TiCN-Ni Cermet

TiCN-Ni cermets are ultra-hard (91-93 HRA, ~1500 HV) materials similar to cemented carbides but based on titanium carbonitride instead of tungsten carbide. Preparation follows the same principles as WC-Co: diamond grinding is mandatory, and the goal is a flat surface revealing the core-rim grain structure with sharp phase boundaries. The Ni binder is softer than the TiCN grains, creating similar relief challenges to WC-Co. Cermets are more brittle than WC-Co, so chipping at edges is more likely.

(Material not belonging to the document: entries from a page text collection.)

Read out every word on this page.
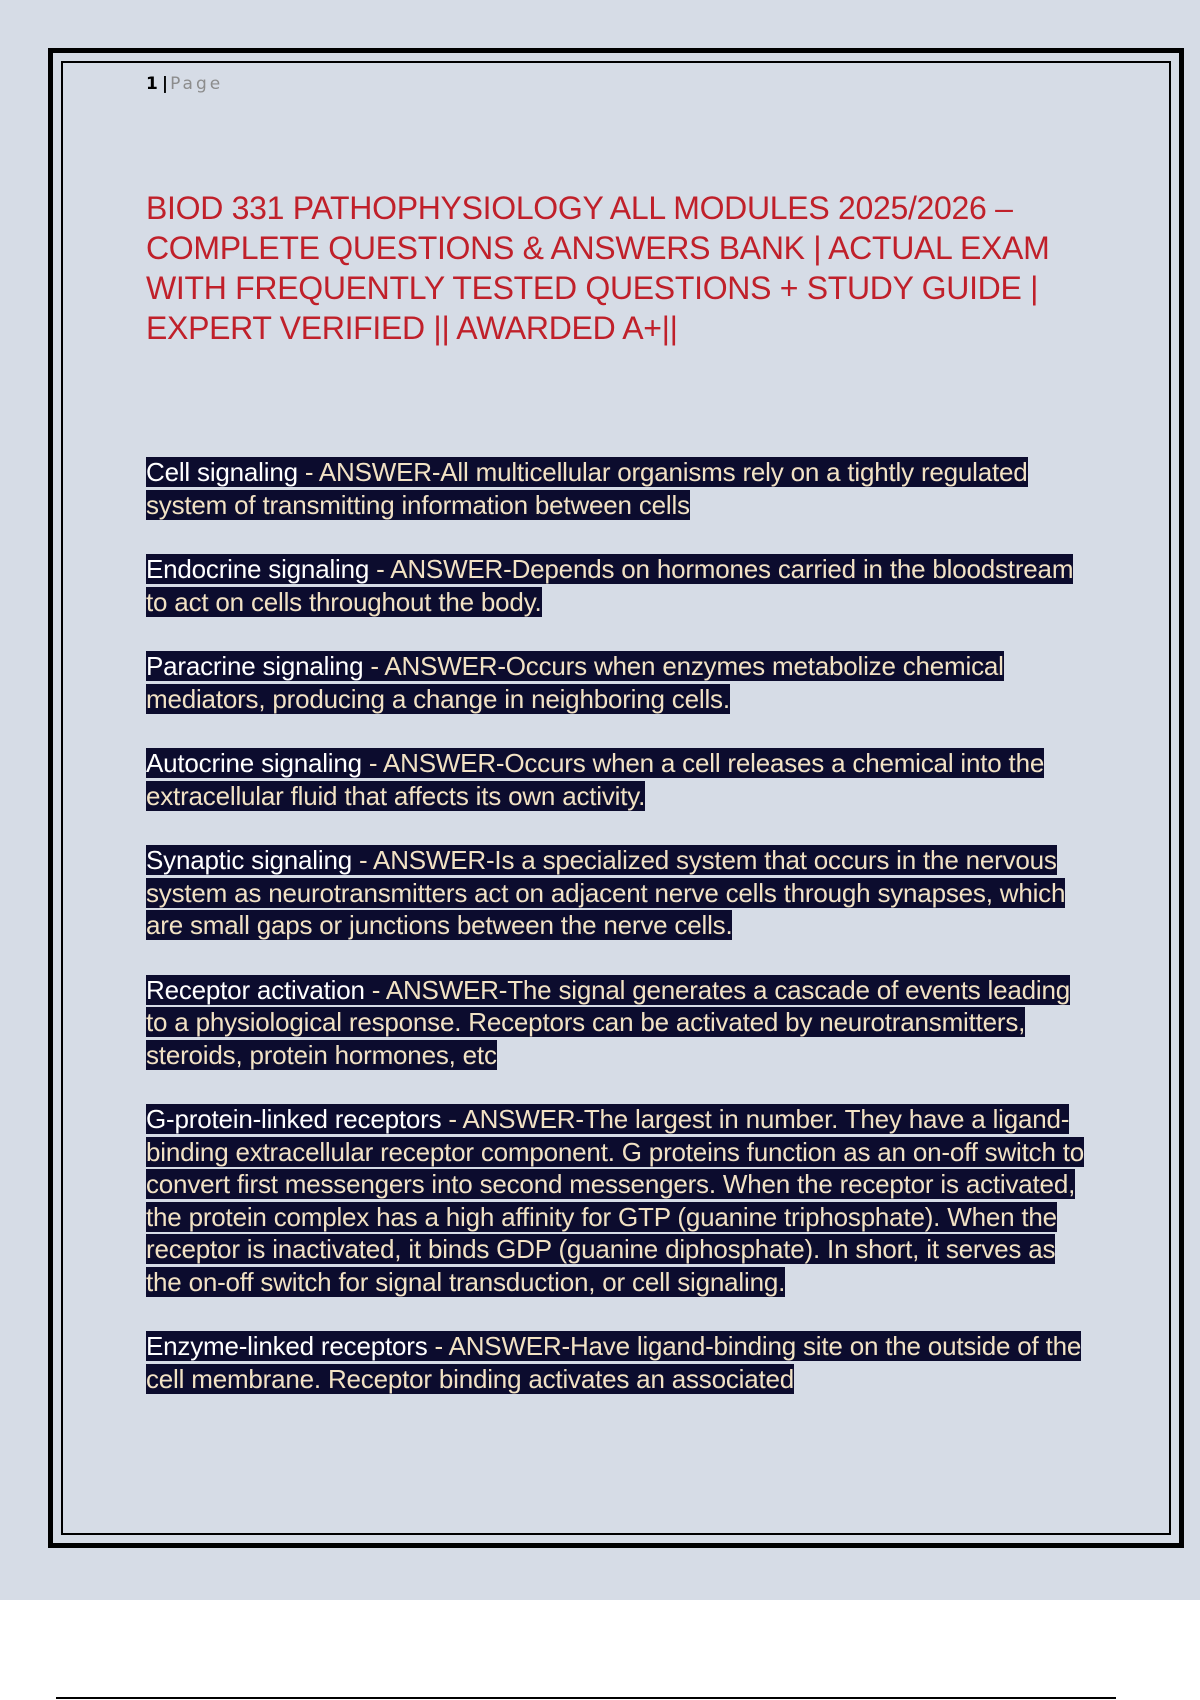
1 | Page
BIOD 331 PATHOPHYSIOLOGY ALL MODULES 2025/2026 – COMPLETE QUESTIONS & ANSWERS BANK | ACTUAL EXAM WITH FREQUENTLY TESTED QUESTIONS + STUDY GUIDE | EXPERT VERIFIED || AWARDED A+||
Cell signaling - ANSWER-All multicellular organisms rely on a tightly regulated system of transmitting information between cells
Endocrine signaling - ANSWER-Depends on hormones carried in the bloodstream to act on cells throughout the body.
Paracrine signaling - ANSWER-Occurs when enzymes metabolize chemical mediators, producing a change in neighboring cells.
Autocrine signaling - ANSWER-Occurs when a cell releases a chemical into the extracellular fluid that affects its own activity.
Synaptic signaling - ANSWER-Is a specialized system that occurs in the nervous system as neurotransmitters act on adjacent nerve cells through synapses, which are small gaps or junctions between the nerve cells.
Receptor activation - ANSWER-The signal generates a cascade of events leading to a physiological response. Receptors can be activated by neurotransmitters, steroids, protein hormones, etc
G-protein-linked receptors - ANSWER-The largest in number. They have a ligand-binding extracellular receptor component. G proteins function as an on-off switch to convert first messengers into second messengers. When the receptor is activated, the protein complex has a high affinity for GTP (guanine triphosphate). When the receptor is inactivated, it binds GDP (guanine diphosphate). In short, it serves as the on-off switch for signal transduction, or cell signaling.
Enzyme-linked receptors - ANSWER-Have ligand-binding site on the outside of the cell membrane. Receptor binding activates an associated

Use a diamond wafering saw with a thin resin-bonded diamond blade. Cutting speed: 100-200 RPM with very low feed rate and continuous coolant. The material is extremely hard and brittle; aggressive cutting causes edge chipping that may propagate as cracks into the sample. For small inserts, mount first in epoxy and then grind to the cross-section plane rather than attempting to cut the thin insert directly. Leave 1-2 mm allowance for grinding.

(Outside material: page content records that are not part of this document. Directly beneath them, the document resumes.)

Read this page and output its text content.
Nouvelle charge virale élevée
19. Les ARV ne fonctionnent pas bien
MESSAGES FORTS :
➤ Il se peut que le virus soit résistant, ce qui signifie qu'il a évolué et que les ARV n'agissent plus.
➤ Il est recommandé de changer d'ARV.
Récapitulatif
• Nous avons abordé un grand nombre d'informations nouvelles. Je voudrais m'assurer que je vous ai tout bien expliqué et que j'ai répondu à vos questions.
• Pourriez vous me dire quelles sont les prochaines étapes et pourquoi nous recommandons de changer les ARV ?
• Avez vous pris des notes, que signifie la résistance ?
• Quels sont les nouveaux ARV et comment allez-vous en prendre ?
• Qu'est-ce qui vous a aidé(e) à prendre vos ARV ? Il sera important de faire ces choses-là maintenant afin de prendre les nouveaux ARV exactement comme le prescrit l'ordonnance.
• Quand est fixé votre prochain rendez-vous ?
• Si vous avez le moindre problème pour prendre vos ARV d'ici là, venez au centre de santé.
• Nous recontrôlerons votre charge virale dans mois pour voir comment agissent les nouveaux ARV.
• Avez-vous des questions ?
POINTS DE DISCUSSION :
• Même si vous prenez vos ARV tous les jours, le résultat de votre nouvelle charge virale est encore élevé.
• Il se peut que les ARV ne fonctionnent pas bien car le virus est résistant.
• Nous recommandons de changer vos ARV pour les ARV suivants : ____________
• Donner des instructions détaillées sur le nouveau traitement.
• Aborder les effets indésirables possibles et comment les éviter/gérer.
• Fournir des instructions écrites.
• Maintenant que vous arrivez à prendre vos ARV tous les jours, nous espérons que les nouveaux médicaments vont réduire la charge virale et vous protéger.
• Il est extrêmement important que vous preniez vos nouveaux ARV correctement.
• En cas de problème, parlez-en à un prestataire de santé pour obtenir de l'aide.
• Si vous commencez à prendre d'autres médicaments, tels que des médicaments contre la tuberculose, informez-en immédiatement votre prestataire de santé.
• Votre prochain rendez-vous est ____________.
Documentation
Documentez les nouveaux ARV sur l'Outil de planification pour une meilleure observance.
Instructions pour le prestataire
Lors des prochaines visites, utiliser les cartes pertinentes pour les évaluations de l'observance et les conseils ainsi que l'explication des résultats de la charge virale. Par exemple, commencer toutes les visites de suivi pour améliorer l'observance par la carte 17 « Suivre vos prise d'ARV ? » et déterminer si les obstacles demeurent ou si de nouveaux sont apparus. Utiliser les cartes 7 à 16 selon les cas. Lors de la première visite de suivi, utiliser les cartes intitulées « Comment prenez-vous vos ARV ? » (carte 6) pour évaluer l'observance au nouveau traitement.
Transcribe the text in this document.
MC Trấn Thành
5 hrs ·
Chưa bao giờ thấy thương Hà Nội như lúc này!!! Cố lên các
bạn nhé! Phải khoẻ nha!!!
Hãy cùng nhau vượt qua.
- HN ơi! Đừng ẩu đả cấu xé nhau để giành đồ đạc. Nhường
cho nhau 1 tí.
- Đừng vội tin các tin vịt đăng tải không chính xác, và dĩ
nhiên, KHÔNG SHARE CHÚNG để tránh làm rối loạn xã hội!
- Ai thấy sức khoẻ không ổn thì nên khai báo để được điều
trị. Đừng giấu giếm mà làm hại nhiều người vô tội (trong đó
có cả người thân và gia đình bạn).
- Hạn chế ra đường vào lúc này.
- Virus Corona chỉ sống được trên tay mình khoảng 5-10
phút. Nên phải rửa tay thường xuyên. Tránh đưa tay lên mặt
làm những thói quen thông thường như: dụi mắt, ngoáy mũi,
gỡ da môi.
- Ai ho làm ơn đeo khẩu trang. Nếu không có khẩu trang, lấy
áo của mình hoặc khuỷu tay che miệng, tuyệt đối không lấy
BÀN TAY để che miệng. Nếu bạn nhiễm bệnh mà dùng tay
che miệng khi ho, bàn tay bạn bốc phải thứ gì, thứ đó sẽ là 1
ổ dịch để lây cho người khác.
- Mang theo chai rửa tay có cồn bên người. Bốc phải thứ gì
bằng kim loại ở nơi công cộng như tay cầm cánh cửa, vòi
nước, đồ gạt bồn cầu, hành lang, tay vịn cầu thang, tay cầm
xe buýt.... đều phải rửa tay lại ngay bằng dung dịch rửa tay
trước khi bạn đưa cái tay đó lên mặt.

Hot compression mounting or cold mounting with epoxy are both suitable. The cermet is thermally stable at all mounting temperatures. For porosity analysis, vacuum impregnation with epoxy is recommended to distinguish porosity from grain pullout. Multiple small inserts can be mounted together. Cold mounting with a hard epoxy is preferred if edge examination is needed.

Diamond grinding is MANDATORY. SiC papers are ineffective against TiCN (~3000 HV). Use rigid diamond grinding discs.

Grinding sequence:

• 70 μm diamond disc: Remove sectioning damage (60-120 seconds). Moderate pressure (25-40 N). Material removes slowly.
• 40 μm diamond disc: Remove previous scratches (60-120 seconds). Maintain moderate pressure (25-35 N).
• 15 μm diamond disc: Fine grinding (60-120 seconds). Reduce pressure (20-30 N).

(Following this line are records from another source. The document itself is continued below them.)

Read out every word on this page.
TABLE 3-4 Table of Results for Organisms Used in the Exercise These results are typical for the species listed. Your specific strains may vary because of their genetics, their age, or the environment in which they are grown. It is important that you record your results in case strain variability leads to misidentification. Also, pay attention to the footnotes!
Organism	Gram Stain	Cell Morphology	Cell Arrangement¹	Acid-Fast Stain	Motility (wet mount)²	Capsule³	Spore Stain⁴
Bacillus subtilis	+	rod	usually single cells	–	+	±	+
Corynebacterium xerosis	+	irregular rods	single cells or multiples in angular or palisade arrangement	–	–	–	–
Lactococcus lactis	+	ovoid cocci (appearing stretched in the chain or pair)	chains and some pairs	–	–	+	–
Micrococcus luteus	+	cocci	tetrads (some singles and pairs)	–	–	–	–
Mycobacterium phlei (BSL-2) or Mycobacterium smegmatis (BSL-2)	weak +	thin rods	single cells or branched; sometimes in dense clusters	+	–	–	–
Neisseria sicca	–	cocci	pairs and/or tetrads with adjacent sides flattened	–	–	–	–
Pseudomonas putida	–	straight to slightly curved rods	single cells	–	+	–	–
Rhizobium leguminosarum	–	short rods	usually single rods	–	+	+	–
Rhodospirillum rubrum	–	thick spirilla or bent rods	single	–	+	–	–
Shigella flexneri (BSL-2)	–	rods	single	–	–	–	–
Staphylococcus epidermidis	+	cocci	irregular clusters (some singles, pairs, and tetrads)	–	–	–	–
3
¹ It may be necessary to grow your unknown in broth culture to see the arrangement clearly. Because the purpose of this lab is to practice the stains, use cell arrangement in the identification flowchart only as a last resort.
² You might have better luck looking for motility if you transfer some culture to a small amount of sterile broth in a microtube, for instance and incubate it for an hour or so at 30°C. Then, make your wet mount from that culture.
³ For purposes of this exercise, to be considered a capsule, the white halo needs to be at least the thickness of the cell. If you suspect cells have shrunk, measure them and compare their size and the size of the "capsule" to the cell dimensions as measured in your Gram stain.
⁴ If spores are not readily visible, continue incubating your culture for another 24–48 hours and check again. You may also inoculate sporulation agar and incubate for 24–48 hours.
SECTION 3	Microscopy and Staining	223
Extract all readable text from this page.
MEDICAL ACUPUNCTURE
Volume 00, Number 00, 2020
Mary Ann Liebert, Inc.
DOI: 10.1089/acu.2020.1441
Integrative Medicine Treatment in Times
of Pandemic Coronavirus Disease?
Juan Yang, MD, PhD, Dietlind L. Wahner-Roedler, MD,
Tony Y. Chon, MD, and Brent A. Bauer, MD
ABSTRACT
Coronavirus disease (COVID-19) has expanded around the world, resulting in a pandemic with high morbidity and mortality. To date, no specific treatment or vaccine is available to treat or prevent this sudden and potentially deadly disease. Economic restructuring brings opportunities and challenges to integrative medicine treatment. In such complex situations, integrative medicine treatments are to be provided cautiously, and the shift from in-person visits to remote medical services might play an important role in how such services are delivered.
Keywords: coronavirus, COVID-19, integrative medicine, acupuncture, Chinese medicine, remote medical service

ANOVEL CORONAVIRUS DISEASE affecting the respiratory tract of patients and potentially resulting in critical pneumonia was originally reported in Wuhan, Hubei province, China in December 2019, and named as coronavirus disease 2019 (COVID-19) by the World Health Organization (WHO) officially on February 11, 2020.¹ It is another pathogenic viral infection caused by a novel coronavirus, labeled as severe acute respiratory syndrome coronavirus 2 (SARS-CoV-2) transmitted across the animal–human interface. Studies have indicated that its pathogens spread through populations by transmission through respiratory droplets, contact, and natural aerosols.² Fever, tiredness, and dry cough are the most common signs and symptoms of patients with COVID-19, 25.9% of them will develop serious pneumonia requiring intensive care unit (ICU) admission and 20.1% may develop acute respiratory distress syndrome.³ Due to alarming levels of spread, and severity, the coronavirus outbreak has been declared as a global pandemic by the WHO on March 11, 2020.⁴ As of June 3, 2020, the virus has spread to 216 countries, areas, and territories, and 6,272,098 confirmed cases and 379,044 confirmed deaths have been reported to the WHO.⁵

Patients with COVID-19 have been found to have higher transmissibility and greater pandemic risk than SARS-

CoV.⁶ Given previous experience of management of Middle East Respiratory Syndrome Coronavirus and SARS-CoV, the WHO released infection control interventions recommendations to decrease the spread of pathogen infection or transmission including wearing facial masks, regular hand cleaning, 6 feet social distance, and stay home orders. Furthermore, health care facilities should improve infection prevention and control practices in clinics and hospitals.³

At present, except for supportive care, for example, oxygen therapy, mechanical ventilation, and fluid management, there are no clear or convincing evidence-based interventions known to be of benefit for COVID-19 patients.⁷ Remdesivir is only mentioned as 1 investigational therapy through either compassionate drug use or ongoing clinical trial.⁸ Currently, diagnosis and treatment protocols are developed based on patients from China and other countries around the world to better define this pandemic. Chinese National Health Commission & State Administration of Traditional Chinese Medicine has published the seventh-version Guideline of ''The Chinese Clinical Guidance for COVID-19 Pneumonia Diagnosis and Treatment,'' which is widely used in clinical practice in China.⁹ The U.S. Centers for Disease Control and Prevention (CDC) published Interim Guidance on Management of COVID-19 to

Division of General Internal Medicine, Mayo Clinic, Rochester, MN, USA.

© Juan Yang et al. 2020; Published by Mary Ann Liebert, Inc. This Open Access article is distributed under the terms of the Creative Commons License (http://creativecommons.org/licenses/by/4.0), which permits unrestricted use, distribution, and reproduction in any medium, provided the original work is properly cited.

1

Disc speed: 250-300 RPM. Use complementary rotation. The cermet is more brittle than WC-Co; monitor for edge chipping and micro-cracking. Thorough ultrasonic cleaning between steps.

Diamond polishing is required throughout. The objective is revealing the core-rim grain structure with minimal relief.

Diamond polishing sequence:

• 6 μm diamond: 5-10 minutes on a hard composite or napless pad with firm pressure (25-35 N). The hard TiCN phase polishes slowly.
• 3 μm diamond: 5-10 minutes on a medium-hard synthetic pad (20-30 N). Monitor for binder smearing.
• 1 μm diamond: 3-5 minutes on a synthetic pad (15-25 N). The core-rim structure should begin to be visible in reflected light.

Final polishing:

• 0.25 μm diamond or 0.05 μm colloidal alumina: 2-5 minutes on a soft pad. Use colloidal alumina rather than colloidal silica. For highest quality, vibratory polishing with 0.05 μm alumina for 2-4 hours.

The core-rim grain structure is visible in the as-polished condition under optical microscopy because the core and rim phases have different reflectivity.

The core-rim structure is partially visible in the as-polished condition due to reflectivity differences. Etching enhances the contrast between core, rim, and binder phases.

Murakami's Reagent (Chemical Etching) - For binder etching:

• Composition: 10 g K3Fe(CN)6, 10 g KOH, 100 ml water
• Application: Immerse for 1-5 minutes at room temperature.
• Reveals: Ni binder phase etched (darkened), core and rim phases unetched. Binder distribution becomes clearly visible. Porosity vs. binder is distinguishable.
• Rinse: Water, then ethanol. Dry with warm air.

Villella's Reagent (Chemical Etching) - For phase differentiation:

• Composition: 1 g picric acid, 5 ml HCl, 100 ml ethanol
• Application: Immerse for 15-60 seconds.
• Reveals: Core and rim phases with enhanced contrast. The Ti-rich core typically etches lighter than the W/Mo-enriched rim. Excellent for core-rim structure analysis and rim thickness measurement.

HF-HNO3 Solution (Chemical Etching) - For carbide phase detail:

• Composition: 1-2 ml HF, 3-5 ml HNO3, 95 ml water
• Application: Immerse for 10-30 seconds. Caution: HF is extremely dangerous.
• Reveals: Selective attack of different carbide/carbonitride phases. Enhanced contrast between TiCN core and (W,Mo)-enriched rim.
• Safety: HF is acutely toxic. Use calcium gluconate gel as antidote on hand. Full PPE mandatory. Work in fume hood.